Les éoliennes subventionnées par les consommateurs suisses sont entièrement achetées à l’étranger, depuis leur fabrication, leur montage y compris leur maintenance et la télégestion. Elles créent peu d’emplois qualifiés en Suisse et peu d’innovation, les principales contributions nationales étant la construction de socles en béton, des accès et des raccordements au réseau électrique.

De très nombreux citoyens de ce pays s’inquiètent à juste titre des conséquences négatives des éoliennes sur notre nature et nos paysages, les impacts sur la biodiversité, le bien-être et la santé des riverains, la valeur de l’immobilier, le tourisme et les emplois qui l’accompagnent. L’opposition aux éoliennes grandit via de nombreuses associations citoyennes.

Les éoliennes sont des machines gigantesques qui produisent toutefois peu d’énergie en comparaison avec d’autres sources: pour compenser la production de la petite centrale nucléaire de Mühleberg (5% de la consommation d’électricité du pays), il faudrait compter 800 éoliennes réparties environ pour moitié sur les crêtes du Jura et le reste sur le Plateau et les Alpes.

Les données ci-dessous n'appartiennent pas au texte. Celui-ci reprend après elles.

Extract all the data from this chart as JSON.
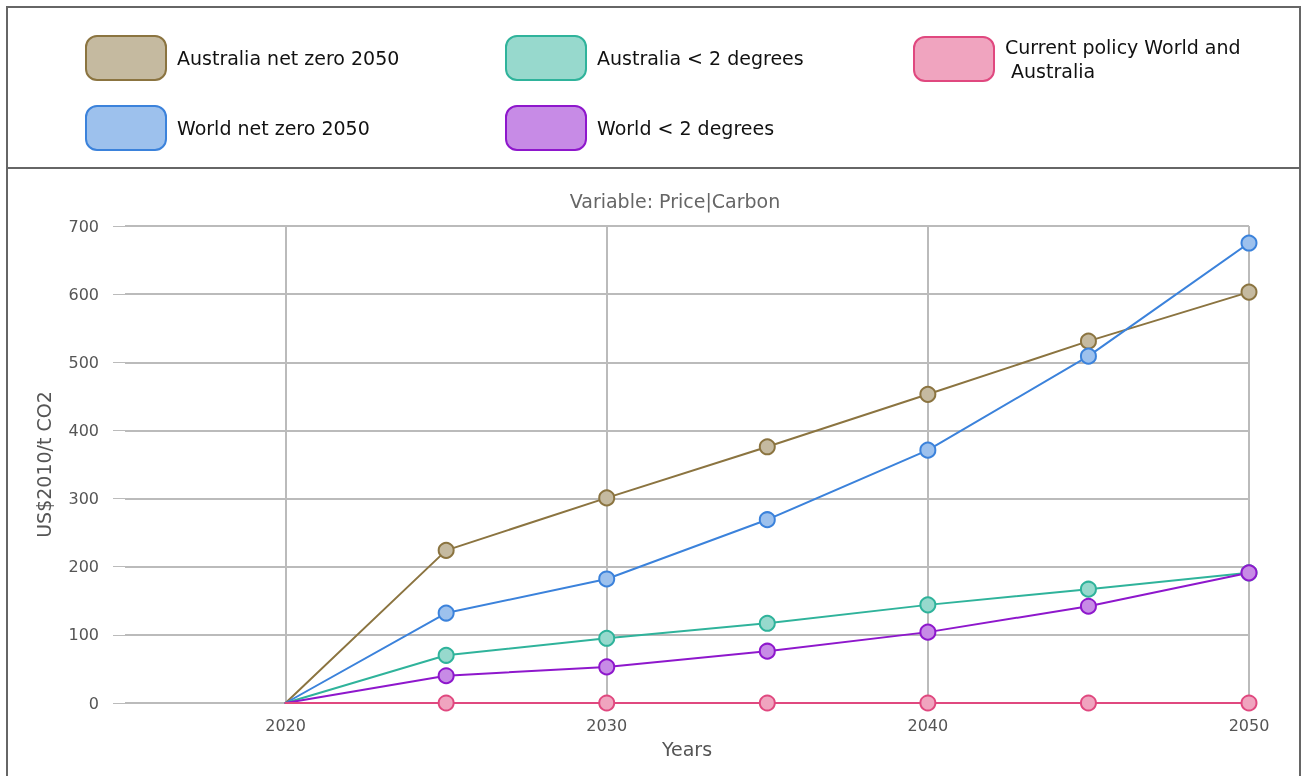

Le coût en subventions serait d’environ 500 millions de francs par an, ce qui équivaut à 5000 emplois qualifiés.

Les habitants de ce pays sont peu informés de la transformation de leurs beaux paysages que cela aura pour conséquence. Il n’existe pas actuellement de photos ou de vidéo montages montrant toutes ces éoliennes.

Subventionner des éoliennes importées n’apporte au pays ni avantages économiques, ni progrès environnemental, ni un mieux vivre pour la population.

Mettre l’éolien en veilleuse?

Il serait préférable de consacrer ces subventions au soutien des technologies énergétiques développées par des Suisses, créatrices d’emplois en Suisse, avec en priorité la maintenance et la modernisation de nos barrages, et le photovoltaïque, qui produit une électricité deux fois moins chère que l’électricité éolienne et qui est bien accepté par la population.

La crise du coronavirus, avec ses conséquences économiques inquiétantes va nous obliger à revoir nos priorités et à recentrer les ressources financières du pays sur des secteurs indispensables à notre survie et au maintien d’emplois et de PME innovantes en Suisse.

Il est logique que la stratégie énergétique soit adaptée à ces circonstances et redéfinisse ses priorités, et que l’éolien importé avec force subventions, peu productif et coûteux, soit abandonné, ou mis en veilleuse via un moratoire de dix ans ou plus.